Üniversite bitirmiş işsizlere, beceri sahibi mültecilere, dezavantajlı kadınlara, okula gidemeyen yoksul çocuklara işveren yaklaşımı daima üsttenci ve lütûfkar baba pozunda. Emekçilerin çalışma koşullarına getirilen iyileştirmelerde de çoğu kez insanlık değerlerini korumaktan daha fazla iş verimliliğini artırma hedefinin öne çıktığını görebiliriz.

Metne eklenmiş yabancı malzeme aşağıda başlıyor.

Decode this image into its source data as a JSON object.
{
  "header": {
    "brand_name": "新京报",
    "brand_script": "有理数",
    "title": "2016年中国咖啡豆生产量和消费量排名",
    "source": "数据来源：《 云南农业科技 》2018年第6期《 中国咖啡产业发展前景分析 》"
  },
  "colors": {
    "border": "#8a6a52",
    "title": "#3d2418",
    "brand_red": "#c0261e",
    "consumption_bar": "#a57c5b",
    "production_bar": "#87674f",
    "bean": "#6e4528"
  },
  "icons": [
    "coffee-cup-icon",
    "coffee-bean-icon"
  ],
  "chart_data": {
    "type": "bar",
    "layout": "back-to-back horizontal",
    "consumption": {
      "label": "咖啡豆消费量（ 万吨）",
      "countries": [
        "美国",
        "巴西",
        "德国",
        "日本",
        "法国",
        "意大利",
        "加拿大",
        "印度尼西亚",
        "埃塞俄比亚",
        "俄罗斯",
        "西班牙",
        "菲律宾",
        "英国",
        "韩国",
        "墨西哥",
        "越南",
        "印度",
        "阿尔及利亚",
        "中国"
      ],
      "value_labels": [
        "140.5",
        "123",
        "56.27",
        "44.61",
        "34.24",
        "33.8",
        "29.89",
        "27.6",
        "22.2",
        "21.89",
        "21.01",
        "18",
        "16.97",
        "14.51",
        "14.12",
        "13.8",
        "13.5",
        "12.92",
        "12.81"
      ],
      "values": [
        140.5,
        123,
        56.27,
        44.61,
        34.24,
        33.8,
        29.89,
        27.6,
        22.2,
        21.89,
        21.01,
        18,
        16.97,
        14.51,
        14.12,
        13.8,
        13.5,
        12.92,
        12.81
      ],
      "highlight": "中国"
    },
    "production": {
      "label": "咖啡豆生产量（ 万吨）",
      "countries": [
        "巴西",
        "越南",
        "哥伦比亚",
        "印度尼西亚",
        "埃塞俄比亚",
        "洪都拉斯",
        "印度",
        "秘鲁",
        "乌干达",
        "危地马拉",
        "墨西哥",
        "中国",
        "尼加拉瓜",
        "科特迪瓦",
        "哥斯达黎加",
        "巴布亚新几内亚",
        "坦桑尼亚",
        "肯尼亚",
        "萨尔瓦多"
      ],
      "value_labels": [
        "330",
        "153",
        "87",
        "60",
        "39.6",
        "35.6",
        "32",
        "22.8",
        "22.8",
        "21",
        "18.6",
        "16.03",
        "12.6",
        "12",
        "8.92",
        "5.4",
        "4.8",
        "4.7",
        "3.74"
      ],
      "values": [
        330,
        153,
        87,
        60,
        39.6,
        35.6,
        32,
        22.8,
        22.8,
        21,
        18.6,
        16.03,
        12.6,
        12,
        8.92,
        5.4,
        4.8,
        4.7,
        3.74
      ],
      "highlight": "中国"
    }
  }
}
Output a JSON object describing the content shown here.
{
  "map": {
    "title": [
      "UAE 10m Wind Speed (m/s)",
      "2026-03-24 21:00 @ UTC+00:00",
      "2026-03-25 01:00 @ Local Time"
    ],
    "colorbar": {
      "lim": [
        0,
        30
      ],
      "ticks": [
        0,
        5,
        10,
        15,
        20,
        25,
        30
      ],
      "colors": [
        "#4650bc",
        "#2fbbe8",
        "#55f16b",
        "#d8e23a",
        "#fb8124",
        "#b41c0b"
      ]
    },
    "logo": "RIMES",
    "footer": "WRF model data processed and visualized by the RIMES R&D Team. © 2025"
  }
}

İngiliz yönetmen Ken Loach, Ben, Daniel Blake (2016) filminde sistem karşıtlığını sert biçimde dile getirmiş. Daniel 59 yaşında bir marangozdur. Çalıştığı iş yerinde kalp krizi geçirince doktoru işe ara vermesi gerektiğini, toparlanıncaya kadar çalışmasının mümkün olmadığını söyler. Karısını kaybetmiş, hala kirada oturmakta olan ve sadece emeğiyle geçinen Dan, devlet desteği için başvurmaya kalkışınca sistemin insanı küçük düşüren, eleyen, aşağılayan yönleri bütün gerçekliğiyle gözler önüne serilir. Sağlık Bakanlığının sosyal yardım bölümüne telefonla ulaşması bile günler alır. Sonunda kendini uzman olarak tanıtan kadın sesi, çalışmaya elverişli olup olmadığını, yardımı hak edip etmediğini sorgulayan sorular soracağını söyler. Kalp krizi geçirmiş olan bir adama sorulan sorular yardımı vermemek için nasıl çaba sarfedildiğinin göstergesi. ‘Yardım almadan elli metre yürüyebiliyor musun, elini başına götürebilir misin, telefon ya da klavye gibi bir şeyin düğmesine basabiliyor musun, çalar saati kurabilir misin, sıklıkla ishal olur musun’ gibi şeyler. Bunlara olumlu cevap alınca çalışabileceğini söyleyen ve karşısındakini dinlemeyi reddeden bir ses. Özelleştirilmiş olan kurumu mahkum ederken yönetmenin Daniel’e, bu uzman galiba bir Amerikan firmasının adamı dedirtmesi, acımasız düzenden Amerika’yı sorumlu tutmaya bir gönderme ama sonuçta mercek altına alınan İngiliz sistemi. Dünyada hakça paylaşımın olduğu adaletle işleyen bir düzen kurabilmiş örnek ülke bulmak hiç kolay değil. Emeğin gerçek hakkını teslim etmemek için bin dereden su getiren kapitalist neo liberal politikalar dünyayı kasıp kavururken, başımıza gelen korona, eşitsizlikleri iyice yüzümüze vurdu. Film sistemin radikal biçimde elden geçirilmesi gerektiğini, insana bakışımızın kökten bir revizyona ihtiyacı olduğunu gösteriyor. Korona salgını ile dışa vuran bütün çürümenin, doğa insan ve devlet ilişkilerinin varoluşun en başına dönerek yeniden ele alınmasını zorunlu kılıyor.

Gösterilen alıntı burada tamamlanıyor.